As the guided meditation continues, the practitioner asks us to chant the Hindu mantra, now I’m totally screwed! Much like Irish children’s names, what is written down does not vaguely resemble what it actually sounds like, so as I repeat the Hindu mantra over and over, each time it gets more and more unrecognisable, rather like a game of Chinese whispers after a few bottles of prosecco.
What I am chanting by the end of the meditation was meant to be something about ‘creating my own abundance from an infinite source.’ What I am actually chanting probably translates as ‘can I have a big bag of chips with curry sauce!’ But I continue, knowing that in this case it is the thought that counts –although my head is actually meant to be empty of thoughts!

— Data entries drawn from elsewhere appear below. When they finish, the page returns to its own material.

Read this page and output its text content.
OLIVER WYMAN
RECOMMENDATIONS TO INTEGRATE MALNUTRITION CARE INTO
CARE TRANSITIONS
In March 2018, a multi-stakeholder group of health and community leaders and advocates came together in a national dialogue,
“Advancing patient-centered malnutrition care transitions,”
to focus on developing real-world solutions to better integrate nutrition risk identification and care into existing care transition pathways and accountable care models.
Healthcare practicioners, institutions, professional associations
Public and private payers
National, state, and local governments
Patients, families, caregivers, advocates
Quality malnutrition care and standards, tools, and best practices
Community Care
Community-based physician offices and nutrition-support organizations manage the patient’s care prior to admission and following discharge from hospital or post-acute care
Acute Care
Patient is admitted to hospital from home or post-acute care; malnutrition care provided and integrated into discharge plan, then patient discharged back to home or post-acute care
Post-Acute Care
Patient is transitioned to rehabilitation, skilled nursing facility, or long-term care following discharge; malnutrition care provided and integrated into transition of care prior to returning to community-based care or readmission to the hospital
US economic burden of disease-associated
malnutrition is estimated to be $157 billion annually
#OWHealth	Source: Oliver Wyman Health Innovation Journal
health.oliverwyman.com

As the mediation ends, (with a bloody gong), the practitioner invites us to gently open our eyes when we are ready. In the spirit of relaxation and calm, I resist the urge to snap open my eyes immediately and run over and tick off ‘meditate’ from my daily ‘to do’ list. Recognising that it being a tick box exercise removes any value from it all.
I begin to think about the abundance that we are appreciating through this process. I really got something out of the task we were given, writing down the names of 50 people in my life that have supported my development. Enjoying memories of the many people who have had a positive influence over the years.

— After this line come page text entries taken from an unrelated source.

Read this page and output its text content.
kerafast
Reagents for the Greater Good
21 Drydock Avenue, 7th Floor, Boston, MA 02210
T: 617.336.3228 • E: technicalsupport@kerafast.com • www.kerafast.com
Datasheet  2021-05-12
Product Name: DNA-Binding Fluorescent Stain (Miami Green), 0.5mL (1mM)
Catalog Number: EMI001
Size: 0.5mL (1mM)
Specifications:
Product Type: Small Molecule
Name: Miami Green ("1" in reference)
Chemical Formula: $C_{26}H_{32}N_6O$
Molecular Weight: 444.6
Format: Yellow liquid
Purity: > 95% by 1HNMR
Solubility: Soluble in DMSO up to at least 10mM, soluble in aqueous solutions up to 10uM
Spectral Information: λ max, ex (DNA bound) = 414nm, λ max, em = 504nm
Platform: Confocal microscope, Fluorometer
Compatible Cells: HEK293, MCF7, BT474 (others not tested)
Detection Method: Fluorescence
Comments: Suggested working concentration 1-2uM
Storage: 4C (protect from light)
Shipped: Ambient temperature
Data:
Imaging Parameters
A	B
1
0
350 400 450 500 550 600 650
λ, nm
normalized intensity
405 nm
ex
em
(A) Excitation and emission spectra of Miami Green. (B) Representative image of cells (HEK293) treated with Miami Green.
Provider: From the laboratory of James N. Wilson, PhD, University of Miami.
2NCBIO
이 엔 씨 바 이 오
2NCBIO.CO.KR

My attention span is short. I got to about 30 names before my mind started to wander towards the abundance of washing on my utility room table waiting to be put away for the last 2 weeks, only being disturbed when someone needed a clean pair of pants or spotted a long lost sock to match their buddy that is the only one left in the drawer, waiting to be reunited.
But even the abundance of ‘laundry in lockdown’ doesn’t keep my attention for long, I decide to head to shop to peruse their abundance of chocolate and stick to my mantra of ‘a minute on the lips a lifetime on the hips – but make every minute count!’, treating myself to a dark chocolate Bounty. Enjoying it later on with an abundance of tea and an abundance of ‘Gangs of London’ on Netflix.
Don’t get me wrong, I absolutely recognise the benefits of mindfulness and mediation and the lady running the group is wonderful and I always enjoy her sessions. I will definitely finish my exercise of 50 names as part of my new found journaling habit and I will continue with the mediations because even sitting still to collect my thoughts rather than trying to do it standing on one leg, whilst also planning an event at the same time is actually progress for me.
I genuinely feel flooded with a moment of harmony at the end of the meditation, and it calms me even though it is quickly replaced by the dog barking or the wonky washing machine sounding like it is about to take off as it goes into spin cycle. I embrace the calm and try to relocate it along with my car keys and phone throughout the course of the day.
Maybe one day I will achieve the goal of a full five minutes of true peace, I owe it to myself to keep trying. But until then, I can probably make that dark chocolate Bounty last for 5 minutes – just!